A ripple in time: a discontinuity in American history
- URL: http://arxiv.org/abs/2312.01185v4
- Date: Sat, 4 May 2024 09:15:43 GMT
- Title: A ripple in time: a discontinuity in American history
- Authors: Alexander Kolpakov, Igor Rivin,
- Abstract summary: In this note we use the State of the Union Address dataset from Kaggle to make some surprising observations.
Our main approach is using vector embeddings, such as BERT (DistilBERT) and GPT-2.
In our case, no model fine-tuning is required, and the pre-trained out-of-the-box GPT-2 model is enough.
- Score: 49.84018914962972
- License: http://arxiv.org/licenses/nonexclusive-distrib/1.0/
- Abstract: In this note we use the State of the Union Address (SOTU) dataset from Kaggle to make some surprising (and some not so surprising) observations pertaining to the general timeline of American history, and the character and nature of the addresses themselves.

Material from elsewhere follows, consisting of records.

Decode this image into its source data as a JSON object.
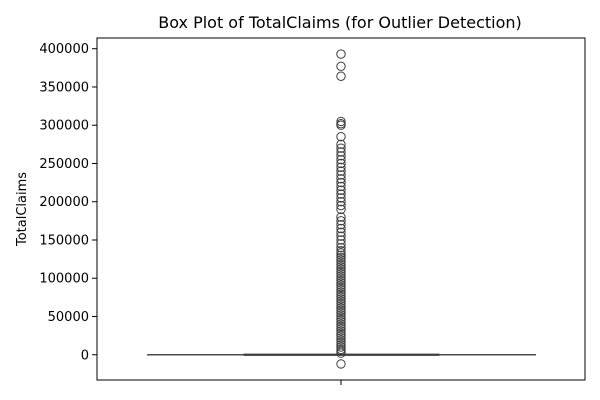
{
  "chart_data": {
    "type": "box",
    "title": "Box Plot of TotalClaims (for Outlier Detection)",
    "xlabel": "",
    "ylabel": "TotalClaims",
    "ylim": [
      -33000,
      414000
    ],
    "yticks": [
      0,
      50000,
      100000,
      150000,
      200000,
      250000,
      300000,
      350000,
      400000
    ],
    "ytick_labels": [
      "0",
      "50000",
      "100000",
      "150000",
      "200000",
      "250000",
      "300000",
      "350000",
      "400000"
    ],
    "grid": false,
    "legend": "none",
    "box": {
      "q1": 0,
      "median": 0,
      "q3": 0,
      "whisker_low": 0,
      "whisker_high": 0
    },
    "outliers": [
      -12000,
      2000,
      4500,
      7000,
      10000,
      13000,
      16000,
      19000,
      22000,
      25000,
      28000,
      31000,
      34000,
      37000,
      40000,
      43000,
      46000,
      49000,
      52000,
      55000,
      58000,
      61000,
      64000,
      67000,
      70000,
      73000,
      76000,
      79000,
      82000,
      85000,
      88000,
      91000,
      94000,
      97000,
      100000,
      103000,
      106000,
      109000,
      112000,
      115000,
      118000,
      121000,
      124000,
      127000,
      130000,
      133000,
      136000,
      140000,
      145000,
      150000,
      155000,
      160000,
      165000,
      170000,
      175000,
      180000,
      190000,
      195000,
      200000,
      205000,
      210000,
      215000,
      220000,
      225000,
      230000,
      235000,
      240000,
      245000,
      250000,
      255000,
      260000,
      265000,
      270000,
      275000,
      285000,
      300000,
      302000,
      305000,
      364000,
      377000,
      393000
    ],
    "colors": {
      "box": "#4c4c4c",
      "outline": "#3f3f3f",
      "marker_edge": "#3f3f3f"
    }
  }
}
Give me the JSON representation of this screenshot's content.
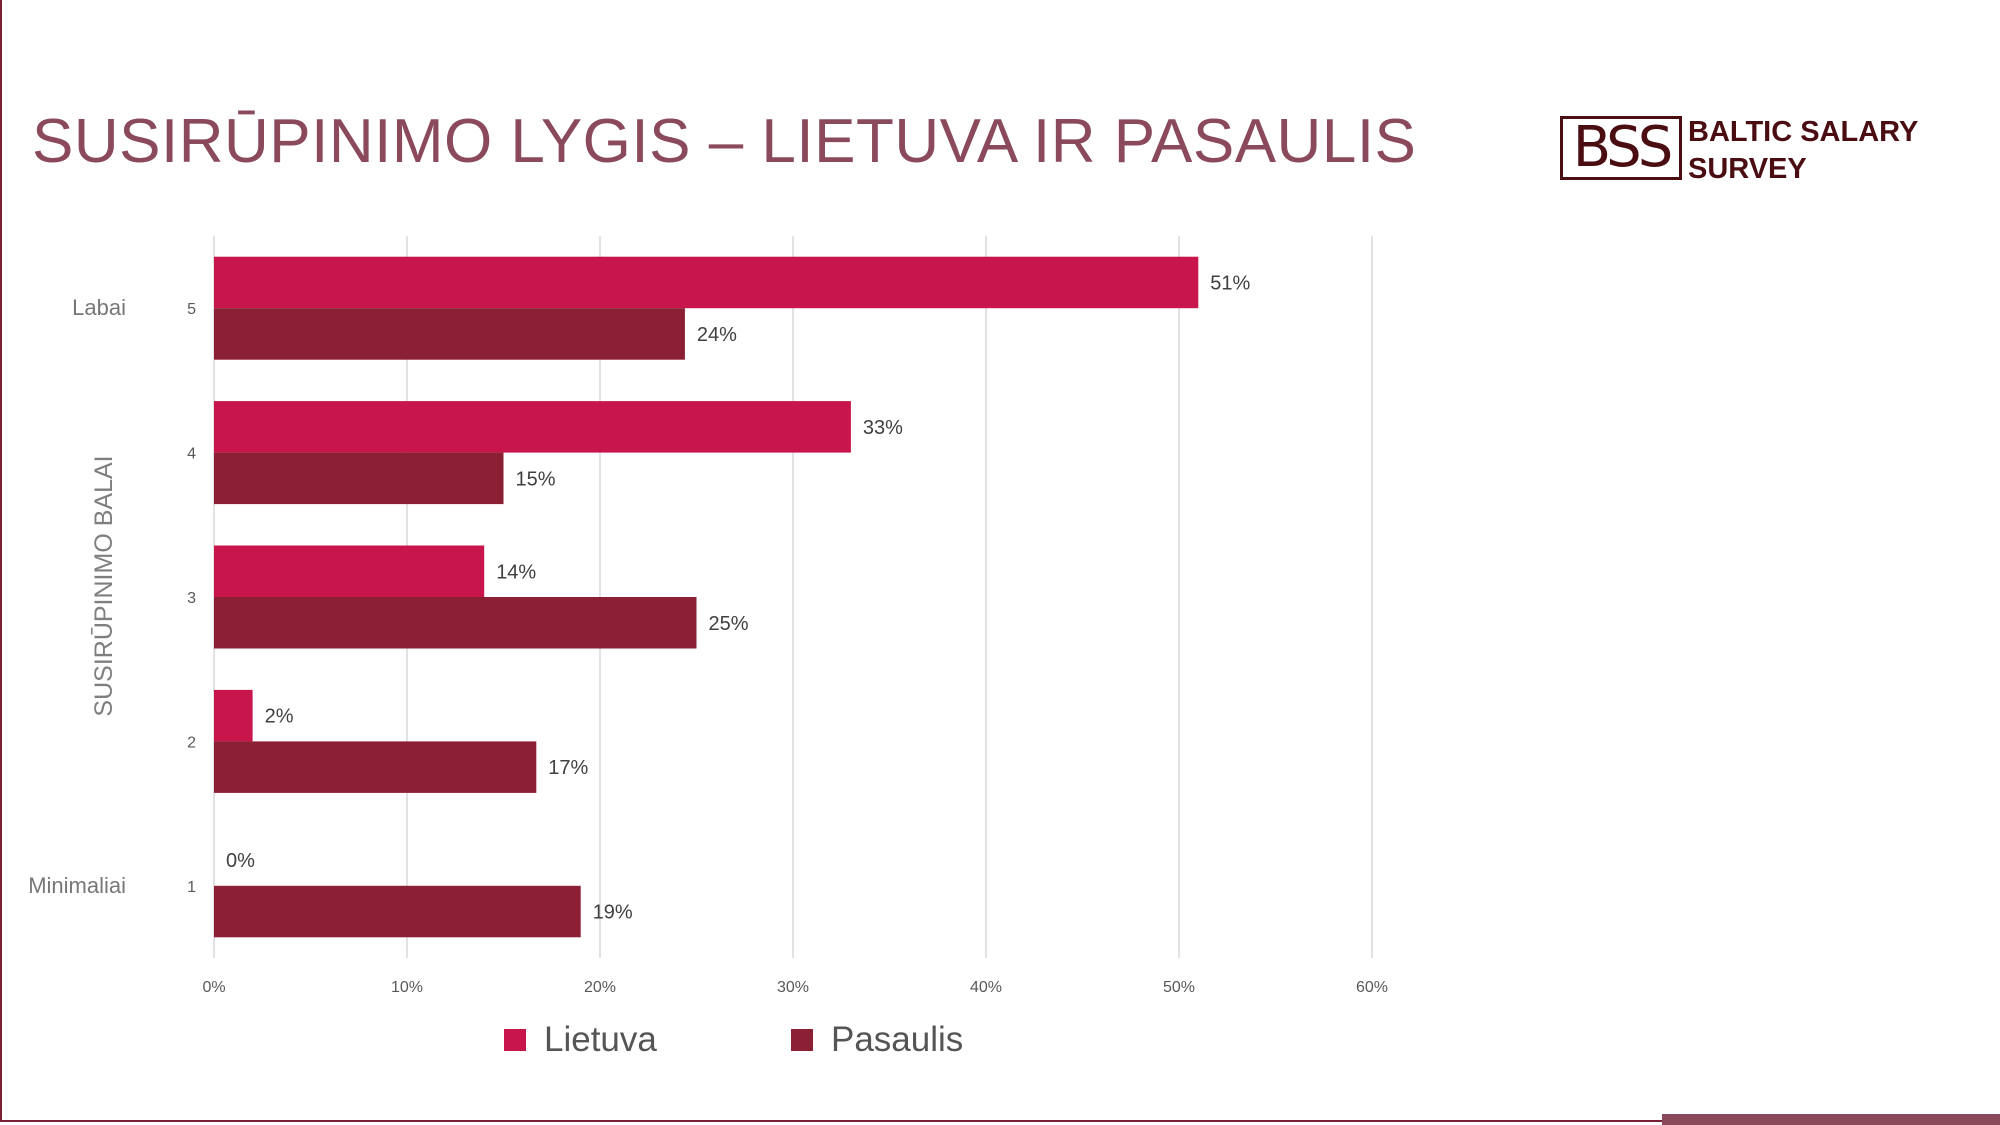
{
  "title": "SUSIRŪPINIMO LYGIS – LIETUVA IR PASAULIS",
  "logo": {
    "mark": "BSS",
    "line1": "BALTIC SALARY",
    "line2": "SURVEY"
  },
  "colors": {
    "lietuva": "#c8154b",
    "pasaulis": "#8b2035",
    "title": "#8b4a5c",
    "grid": "#d9d9d9"
  },
  "chart_data": {
    "type": "bar",
    "orientation": "horizontal",
    "categories": [
      "5",
      "4",
      "3",
      "2",
      "1"
    ],
    "category_side_labels": {
      "5": "Labai",
      "1": "Minimaliai"
    },
    "series": [
      {
        "name": "Lietuva",
        "values": [
          51,
          33,
          14,
          2,
          0
        ],
        "labels": [
          "51%",
          "33%",
          "14%",
          "2%",
          "0%"
        ]
      },
      {
        "name": "Pasaulis",
        "values": [
          24.4,
          15,
          25,
          16.7,
          19
        ],
        "labels": [
          "24%",
          "15%",
          "25%",
          "17%",
          "19%"
        ]
      }
    ],
    "xlim": [
      0,
      60
    ],
    "xticks": [
      0,
      10,
      20,
      30,
      40,
      50,
      60
    ],
    "xtick_labels": [
      "0%",
      "10%",
      "20%",
      "30%",
      "40%",
      "50%",
      "60%"
    ],
    "ylabel": "SUSIRŪPINIMO BALAI",
    "xlabel": "",
    "grid": "vertical",
    "legend_position": "bottom"
  }
}
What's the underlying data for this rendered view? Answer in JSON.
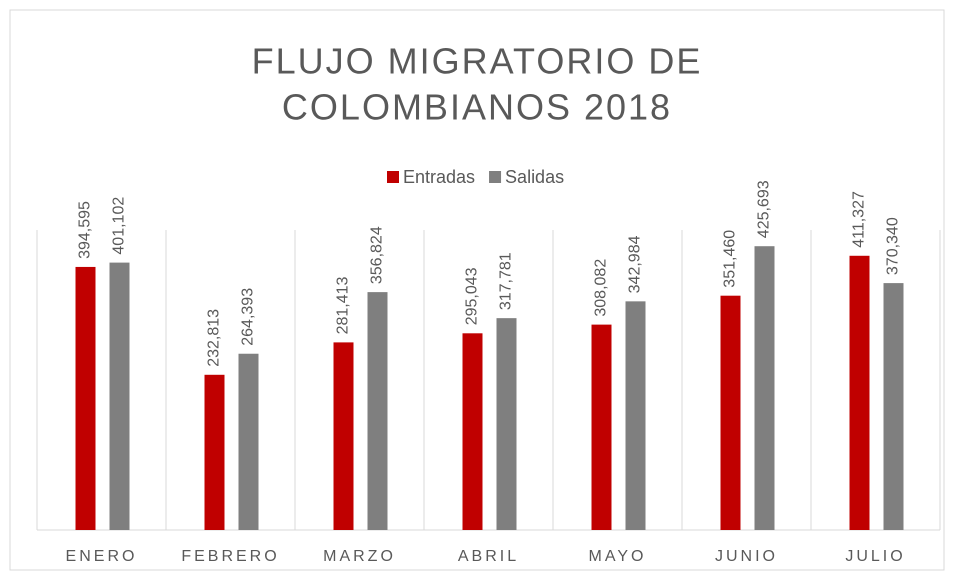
{
  "chart_data": {
    "type": "bar",
    "title": [
      "FLUJO MIGRATORIO DE",
      "COLOMBIANOS 2018"
    ],
    "categories": [
      "ENERO",
      "FEBRERO",
      "MARZO",
      "ABRIL",
      "MAYO",
      "JUNIO",
      "JULIO"
    ],
    "series": [
      {
        "name": "Entradas",
        "color": "#c00000",
        "values": [
          394595,
          232813,
          281413,
          295043,
          308082,
          351460,
          411327
        ],
        "value_labels": [
          "394,595",
          "232,813",
          "281,413",
          "295,043",
          "308,082",
          "351,460",
          "411,327"
        ]
      },
      {
        "name": "Salidas",
        "color": "#7f7f7f",
        "values": [
          401102,
          264393,
          356824,
          317781,
          342984,
          425693,
          370340
        ],
        "value_labels": [
          "401,102",
          "264,393",
          "356,824",
          "317,781",
          "342,984",
          "425,693",
          "370,340"
        ]
      }
    ],
    "ylim": [
      0,
      450000
    ],
    "grid": true,
    "legend": "top"
  }
}
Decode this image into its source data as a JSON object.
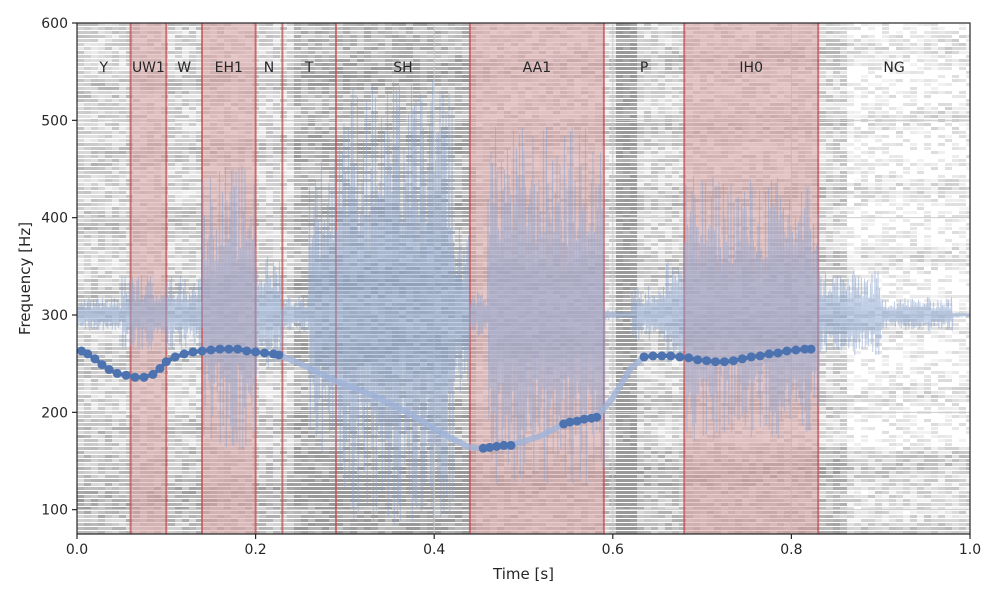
{
  "chart_data": {
    "type": "line",
    "title": "",
    "xlabel": "Time [s]",
    "ylabel": "Frequency [Hz]",
    "xlim": [
      0.0,
      1.0
    ],
    "ylim": [
      75,
      600
    ],
    "xticks": [
      0.0,
      0.2,
      0.4,
      0.6,
      0.8,
      1.0
    ],
    "xtick_labels": [
      "0.0",
      "0.2",
      "0.4",
      "0.6",
      "0.8",
      "1.0"
    ],
    "yticks": [
      100,
      200,
      300,
      400,
      500,
      600
    ],
    "ytick_labels": [
      "100",
      "200",
      "300",
      "400",
      "500",
      "600"
    ],
    "grid": true,
    "legend": "none",
    "layers": [
      "spectrogram (grayscale)",
      "waveform (light blue, centered at 300 Hz)",
      "phoneme intervals (red)",
      "pitch contour (blue)"
    ],
    "colors": {
      "phoneme_fill": "#d9a3a3",
      "phoneme_edge": "#c44e52",
      "pitch_points": "#4c72b0",
      "pitch_interp": "#9fb3d8",
      "waveform": "#8da6d1",
      "grid": "#cccccc"
    },
    "phonemes": [
      {
        "label": "Y",
        "start": 0.0,
        "end": 0.06,
        "highlight": false
      },
      {
        "label": "UW1",
        "start": 0.06,
        "end": 0.1,
        "highlight": true
      },
      {
        "label": "W",
        "start": 0.1,
        "end": 0.14,
        "highlight": false
      },
      {
        "label": "EH1",
        "start": 0.14,
        "end": 0.2,
        "highlight": true
      },
      {
        "label": "N",
        "start": 0.2,
        "end": 0.23,
        "highlight": false
      },
      {
        "label": "T",
        "start": 0.23,
        "end": 0.29,
        "highlight": false
      },
      {
        "label": "SH",
        "start": 0.29,
        "end": 0.44,
        "highlight": false
      },
      {
        "label": "AA1",
        "start": 0.44,
        "end": 0.59,
        "highlight": true
      },
      {
        "label": "P",
        "start": 0.59,
        "end": 0.68,
        "highlight": false
      },
      {
        "label": "IH0",
        "start": 0.68,
        "end": 0.83,
        "highlight": true
      },
      {
        "label": "NG",
        "start": 0.83,
        "end": 1.0,
        "highlight": false
      }
    ],
    "phoneme_boundaries": [
      0.06,
      0.1,
      0.14,
      0.2,
      0.23,
      0.29,
      0.44,
      0.59,
      0.68,
      0.83
    ],
    "pitch_voiced": [
      [
        [
          0.005,
          263
        ],
        [
          0.012,
          260
        ],
        [
          0.02,
          255
        ],
        [
          0.028,
          249
        ],
        [
          0.036,
          244
        ],
        [
          0.045,
          240
        ],
        [
          0.055,
          238
        ],
        [
          0.065,
          236
        ],
        [
          0.075,
          236
        ],
        [
          0.085,
          239
        ],
        [
          0.093,
          245
        ],
        [
          0.1,
          252
        ],
        [
          0.11,
          257
        ],
        [
          0.12,
          260
        ],
        [
          0.13,
          262
        ],
        [
          0.14,
          263
        ],
        [
          0.15,
          264
        ],
        [
          0.16,
          265
        ],
        [
          0.17,
          265
        ],
        [
          0.18,
          265
        ],
        [
          0.19,
          263
        ],
        [
          0.2,
          262
        ],
        [
          0.21,
          261
        ],
        [
          0.22,
          260
        ],
        [
          0.226,
          259
        ]
      ],
      [
        [
          0.455,
          163
        ],
        [
          0.462,
          164
        ],
        [
          0.47,
          165
        ],
        [
          0.478,
          166
        ],
        [
          0.486,
          166
        ]
      ],
      [
        [
          0.545,
          188
        ],
        [
          0.552,
          190
        ],
        [
          0.56,
          191
        ],
        [
          0.568,
          193
        ],
        [
          0.576,
          194
        ],
        [
          0.582,
          195
        ]
      ],
      [
        [
          0.635,
          257
        ],
        [
          0.645,
          258
        ],
        [
          0.655,
          258
        ],
        [
          0.665,
          258
        ],
        [
          0.675,
          257
        ],
        [
          0.685,
          256
        ],
        [
          0.695,
          254
        ],
        [
          0.705,
          253
        ],
        [
          0.715,
          252
        ],
        [
          0.725,
          252
        ],
        [
          0.735,
          253
        ],
        [
          0.745,
          255
        ],
        [
          0.755,
          257
        ],
        [
          0.765,
          258
        ],
        [
          0.775,
          260
        ],
        [
          0.785,
          261
        ],
        [
          0.795,
          263
        ],
        [
          0.805,
          264
        ],
        [
          0.815,
          265
        ],
        [
          0.822,
          265
        ]
      ]
    ],
    "pitch_interpolated": [
      [
        0.226,
        259
      ],
      [
        0.25,
        250
      ],
      [
        0.29,
        232
      ],
      [
        0.33,
        218
      ],
      [
        0.37,
        200
      ],
      [
        0.4,
        183
      ],
      [
        0.42,
        173
      ],
      [
        0.44,
        164
      ],
      [
        0.455,
        163
      ],
      [
        0.486,
        166
      ],
      [
        0.52,
        176
      ],
      [
        0.545,
        188
      ],
      [
        0.582,
        195
      ],
      [
        0.6,
        215
      ],
      [
        0.62,
        245
      ],
      [
        0.635,
        257
      ]
    ],
    "waveform_baseline_hz": 300
  }
}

Our main approach is using vector embeddings, such as BERT (DistilBERT) and GPT-2. While it is widely believed that BERT (and its variations) is most suitable for NLP classification tasks, we find out that GPT-2 in conjunction with nonlinear dimension reduction methods such as UMAP provide better separation and stronger clustering. This makes GPT-2 + UMAP an interesting alternative. In our case, no model fine-tuning is required, and the pre-trained out-of-the-box GPT-2 model is enough. We also used a fine-tuned DistilBERT model for classification detecting which President delivered which address, with very good results (accuracy 93% - 95% depending on the run). An analogous task was performed to determine the year of writing, and we were able to pin it down to about 4 years (which is a single presidential term). It is worth noting that SOTU addresses provide relatively small writing samples (with about 8'000 words on average, and varying widely from under 2'000 words to more than 20'000), and that the number of authors is relatively large (we used SOTU addresses of 42 US presidents). This shows that the techniques employed turn out to be rather efficient, while all the computations described in this note can be performed using a single GPU instance of Google Colab. The accompanying code is available on GitHub.